Suppose a British company imports tea from Sri Lanka and Kenya, blends and packages it, and exports it to retail chains in multiple countries. If all the buyers pay in the same currency used to pay the suppliers the British company does not have to convert more to GBP than required to meet its costs (and profits!) so loses less on converting currency at all. The usual currency used for this is USD.
So rather than:
customers currencies -> GBP -> suppliers currencies
we have customers currencies -> USD -> suppliers currencies.
Edit: I have not explained very well in the bit immediately above. The point is that the British company will not need to convert the currency at all as they will be paid in USD and will pay in USD. In most countries you get better rates converting to USD, and its easier to hedge this way. Even more so if there is a longer supply chain as then you get
A's currency -> B's currency -> C's currency to D's currency
vs
A's currency -> USD -> D's currency.
There are a few wrinkles on this in that customers may already have USD accounts, and suppliers might keep some money in USD, but obviously customers will be paid by their customers in their own currency, and will pay their staff and most other costs in their own currency.
Look up the petrodollar.
If I'm Romanian and my currency is leu (RON) and you're Mexican and your currency is pesos (MXN), you don't want my RON since you can't use it for anything except for imports from Romania and I don't want your MXN since I can only use it for imports from Mexico.
If we both agree on USD, I can go to any other country which wants USD (all of them) and buy whatever I want.
Trading in USD means that all your transactions become known by a third party (US).
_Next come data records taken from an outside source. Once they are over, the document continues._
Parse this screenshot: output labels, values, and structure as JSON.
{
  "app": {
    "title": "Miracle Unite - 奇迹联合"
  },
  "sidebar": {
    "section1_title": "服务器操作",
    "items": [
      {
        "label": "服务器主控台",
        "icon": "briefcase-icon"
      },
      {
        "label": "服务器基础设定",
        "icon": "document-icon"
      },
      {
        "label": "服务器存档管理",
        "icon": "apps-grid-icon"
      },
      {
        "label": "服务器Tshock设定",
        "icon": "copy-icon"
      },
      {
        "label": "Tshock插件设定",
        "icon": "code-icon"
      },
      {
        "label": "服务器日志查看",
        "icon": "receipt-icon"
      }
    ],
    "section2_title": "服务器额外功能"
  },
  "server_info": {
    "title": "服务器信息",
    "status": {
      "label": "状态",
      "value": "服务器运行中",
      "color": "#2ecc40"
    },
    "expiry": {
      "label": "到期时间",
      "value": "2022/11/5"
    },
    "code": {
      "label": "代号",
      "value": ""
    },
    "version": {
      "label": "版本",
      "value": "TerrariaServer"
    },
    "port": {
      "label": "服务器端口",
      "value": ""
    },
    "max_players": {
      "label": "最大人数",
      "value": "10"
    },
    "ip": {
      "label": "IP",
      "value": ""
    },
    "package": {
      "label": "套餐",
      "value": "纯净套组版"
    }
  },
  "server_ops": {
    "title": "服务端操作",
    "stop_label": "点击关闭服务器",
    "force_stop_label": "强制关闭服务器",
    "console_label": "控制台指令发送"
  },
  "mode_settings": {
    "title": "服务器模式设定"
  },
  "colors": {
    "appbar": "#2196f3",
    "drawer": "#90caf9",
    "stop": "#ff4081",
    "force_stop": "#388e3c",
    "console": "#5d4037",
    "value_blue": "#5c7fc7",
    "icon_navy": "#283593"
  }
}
That is why everyone should be interested in cutting out the middle man.
they dont have to be its just more convenient.
That's the case for everything except for bartering or using commodities (gold, etc) as intermediate trading mediums.
There are both hard and soft reasons for this.
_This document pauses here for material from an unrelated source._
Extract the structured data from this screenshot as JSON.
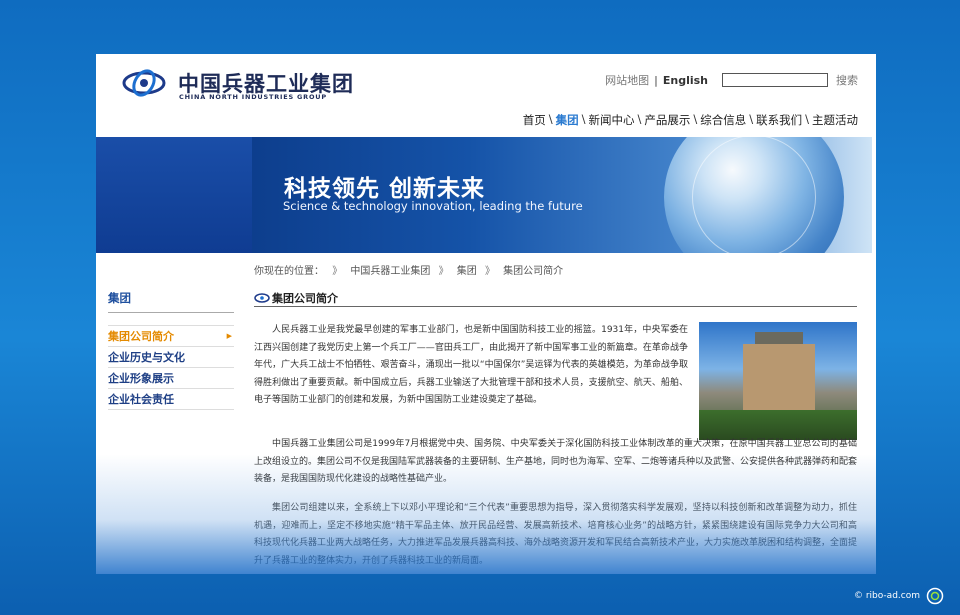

Hard reason: Oil was traded in U.S. dollars. This was basically built off America’s status as the only open superpower and its military strength.
Soft reasons: U.S. political stability (yeah, it’s hard to understand that now after the past decade, but generally the U.S. has been extremely politically stable with Presidents largely maintaining their predecessors foreign policy even if they didn’t agree with them), US company culture which is much cleaner than the rest of the world (American companies are far less likely to bribe, for example), and strong financial institutions like the independent Fed and the publishing of reliable and open data.
Other currencies are not always great: for example, being under sanctions Russia sold oil to India for Indian rupees; then it found out that you cannot simply take rupees abroad or exchange and you need to invest them locally [1].
But I also wonder what's wrong with other currencies and why they are not used more often.
But of course, current US move will greatly help recent Russian efforts in persuading other countries to switch the trade from US-controlled dollars.
[1] https://www.asianews.it/news-en/Delhi-pays-for-Russian-oil-i...
>But I also wonder what's wrong with other currencies and why they are not used more often.
I think that they are less stable and more controlled by their countries of origin. The US has, relative to the rest of the world, an exceptionally stable political system, little control over the dollar, and a huge economy.
This is called the euro dollar (look it up, it had nothing to do with Europe).
In short: when two non us countries trade, eg., oil they settle on USD.
So for south Africa to buy oil from Kuwait, they need USD.
Eurodollar is cyberpunk. Don't you mean the petro dollar?(nevermind found Eurodollar instead of "euro dollar" now :) )
I don't mean petro dollar.
And you are more than welcome to use the internet if there are terms you don't understand: https://en.wikipedia.org/wiki/Eurodollar (Edit: I see you found d the article, will leave the link for other who are in doubt :) )
They are different concepts.
That was the part of Bretton Woods agreement, 1944.